Alternatively, if you have no access to BES, you can still test HTML e-mail rendering with BIS (personal internet connection), but you would need to do so on a real device. You can build a program fairly quickly which listens to incoming e-mail on the device an then delivers the original source of the incoming e-mail to you for debugging.
That being said, the older models of BlackBerry (around RIM OS 4.1), do not support HTML e-mail. If they receive HTML e-mail, they will display the full HTML source code, tags and all.
As of RIM OS 4.5, HTML support has been implemented in the BlackBerry e-mail application. In these cases, if the device receives an HTML message, it will attempt to display the HTML rendered format, as best as it can.
If the device cannot render the HTML for whatever reason (such as if this is a simulator running with ESS), and the message is a MIME hybrid, where it contains both HTML and text-only parts in one message, the device will display the text-only version of the e-mail. If the e-mail message is HTML only, and doesn't contain a text-only equivalent in the same e-mail, the device will attempt to strip out the HTML bits and tags and such, and will attempt to present the HTML message as it's own text-only version.

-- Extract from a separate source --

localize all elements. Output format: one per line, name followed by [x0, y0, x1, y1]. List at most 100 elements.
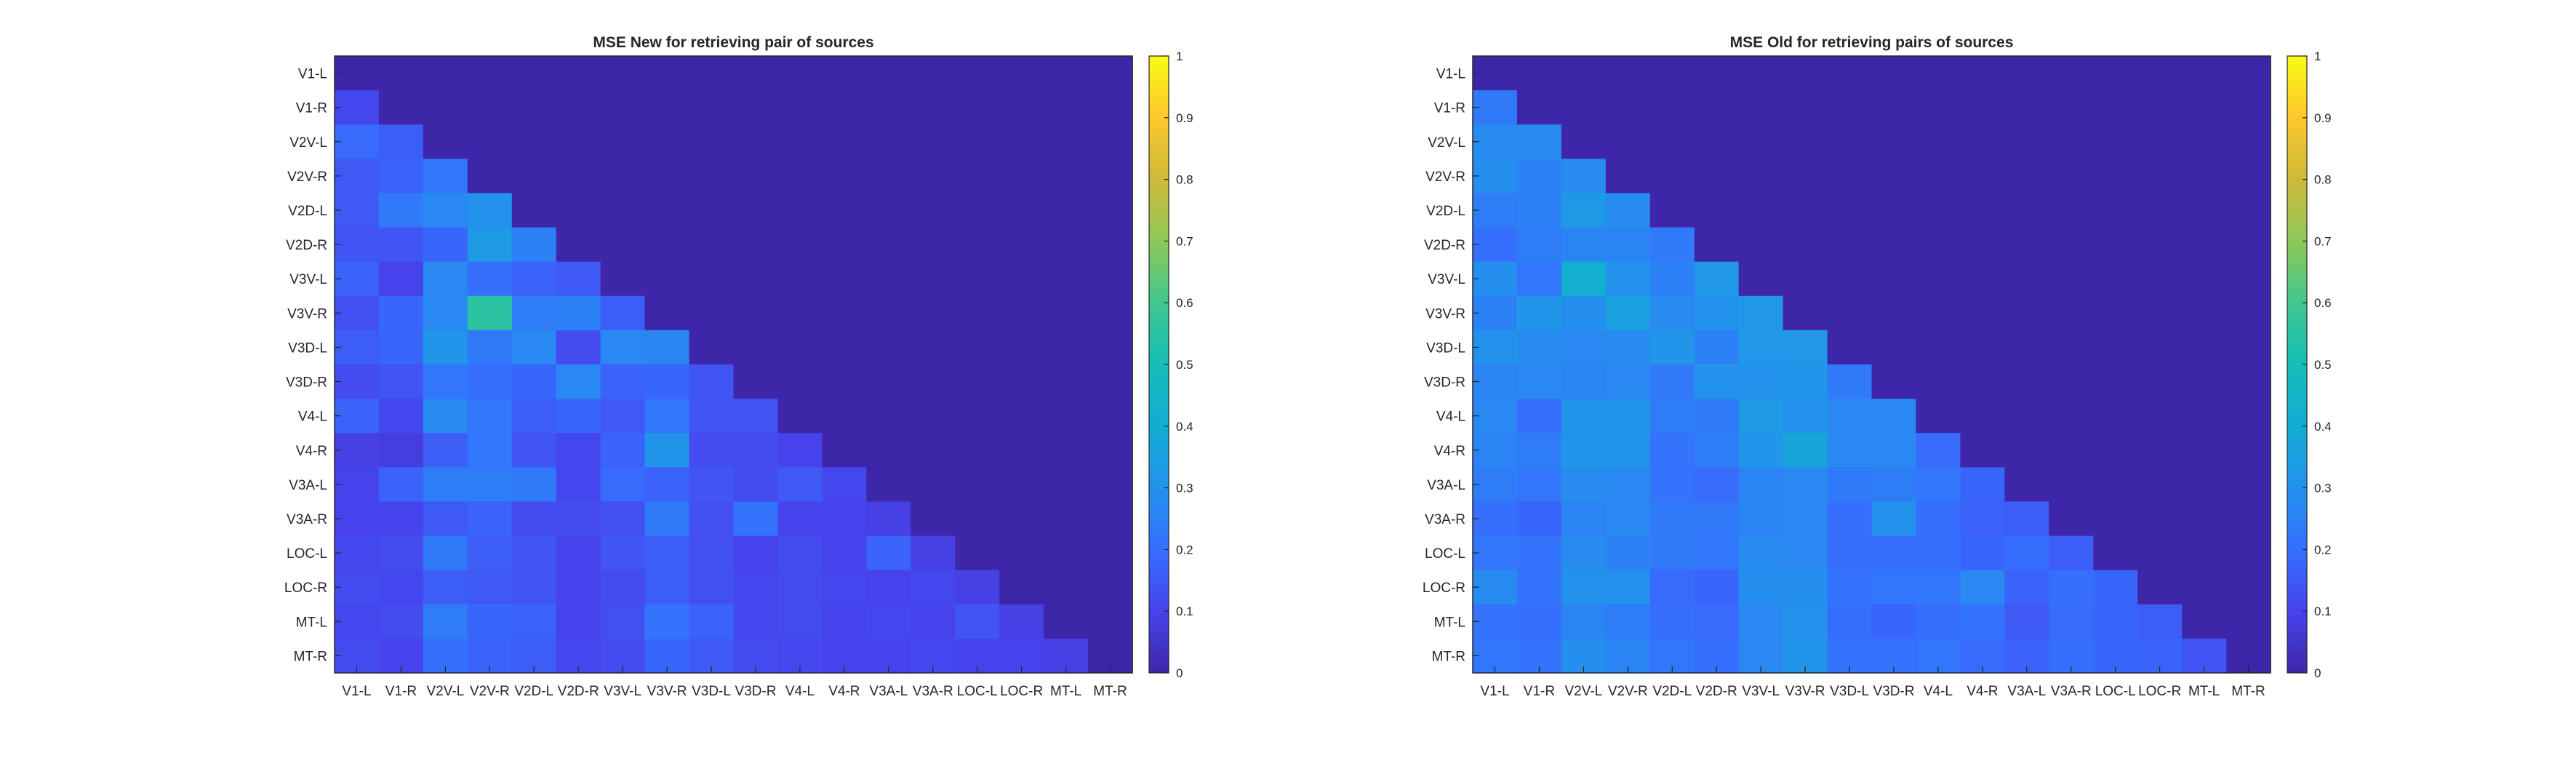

One testing option would be to run the BlackBerry emulators. Getting email on to them is quite tricky, but you can at least use the browser to test the rendering if you set the message up as a web page.
I'm not convinced by joshperry's comment that the rendering is the same across browser and email app, but then again the BlackBerry platform is such a nightmare to develop with I've been wrong about lots of things...
Maybe you should send the e-mail both in HTML and Plain-text. With plain-text, you can still format things in a decent way. There are more groups who do prefer plain-text over HTML. The e-mailprotocol, and most clients and servers support sending a message in both formats.
Ended up checking compatability of Litmus across several browsers then ensuring that text rendering was ledgible and that all my 'alt texts' were in order. (litmusapp.com) very nifty tool not cause it lets you know about any compatability problems, but allows you to refer to a link so that marketing people who believe your current Microsoft Word email template works FINE on their computer. PS it renders gmail and hotmail for free.
Only very very recently has RIM released firmware that supports HTML email. That firmware still needs to be customized by the carriers and updated by the consumers. Also, the BES server has to be upgraded to the latest version to support HTML email.
My guess is that there will not be many Blackberry users that support HTML email at this point. I have upgraded mine with a bootleg firmware and have to say that even with the support HTML emails are very hit-and-miss. Sometimes they render, sometimes they don't; sometimes it depends on the sender, sometimes it just depends on the time of day.
The HTML email support on the blackberry is pretty industry standard though, if it would render properly in the Blackberry web browser it should look fine as an email.